|Imagine how much damage you could do to that dress with a gallon of cocktail sauce!|
Twenty-some years later, I still tell a tale or two from my time at the Lobster. I went from naive hostess, to harried cashier, to quick-tongued server in a matter of months. When short-staffed in the kitchen, the management would sometimes ask me to pick up a shift in the back-of-the-house, typically the A2 assembler.
A restaurant kitchen squeezes and pressures, but it’s not the same as being on the floor. The back-of-the-house felt like an escape. The noise of the public was far from me, and all I had to do was read the tickets, heat the occasional pasta or vegetable, and stage plates. Each dinner had its own sort of dishware, and I’d set each one in its place, a quiet line of china, waiting to be filled. Staging plates meant being ready, being able to move quickly, important if you wanted to serve food at its optimal temperature.

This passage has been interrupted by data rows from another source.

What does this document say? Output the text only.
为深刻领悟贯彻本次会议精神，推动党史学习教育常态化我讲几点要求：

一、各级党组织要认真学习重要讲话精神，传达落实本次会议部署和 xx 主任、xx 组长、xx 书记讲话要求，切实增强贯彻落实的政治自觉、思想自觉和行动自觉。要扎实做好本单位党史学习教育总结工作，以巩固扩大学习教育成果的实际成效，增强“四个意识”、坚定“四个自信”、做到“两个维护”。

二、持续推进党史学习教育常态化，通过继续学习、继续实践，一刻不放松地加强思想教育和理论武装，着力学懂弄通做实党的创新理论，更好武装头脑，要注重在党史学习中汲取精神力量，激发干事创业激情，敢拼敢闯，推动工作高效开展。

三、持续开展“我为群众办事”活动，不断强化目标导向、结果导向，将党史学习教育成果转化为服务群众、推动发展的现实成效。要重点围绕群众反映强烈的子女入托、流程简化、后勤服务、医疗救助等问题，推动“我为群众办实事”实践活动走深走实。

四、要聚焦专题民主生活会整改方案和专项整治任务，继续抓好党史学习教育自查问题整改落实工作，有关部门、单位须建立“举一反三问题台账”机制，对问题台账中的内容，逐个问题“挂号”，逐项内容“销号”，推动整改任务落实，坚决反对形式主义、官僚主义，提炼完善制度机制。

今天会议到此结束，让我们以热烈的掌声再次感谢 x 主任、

During NanoWrimo, I re-learned the value of staging. Sometimes at the end of a session, I’d put a few ideas on the virtual corkboard in Scrivener. When I was really on top of my game, I’d set a specific word target for each card. The next day, rather than staring off into space and trying to channel Anne Lamott, I would just begin by opening the software and filling the plates.
For some goals, the hardest thing to do is to get over the hump every day and begin. In other situations, it’s hard to achieve a goal because it’s overwhelming big, with lots of parts. Staging helps with all of that, by breaking things down and allowing you to begin quickly. How will you set yourself up for success in 2011?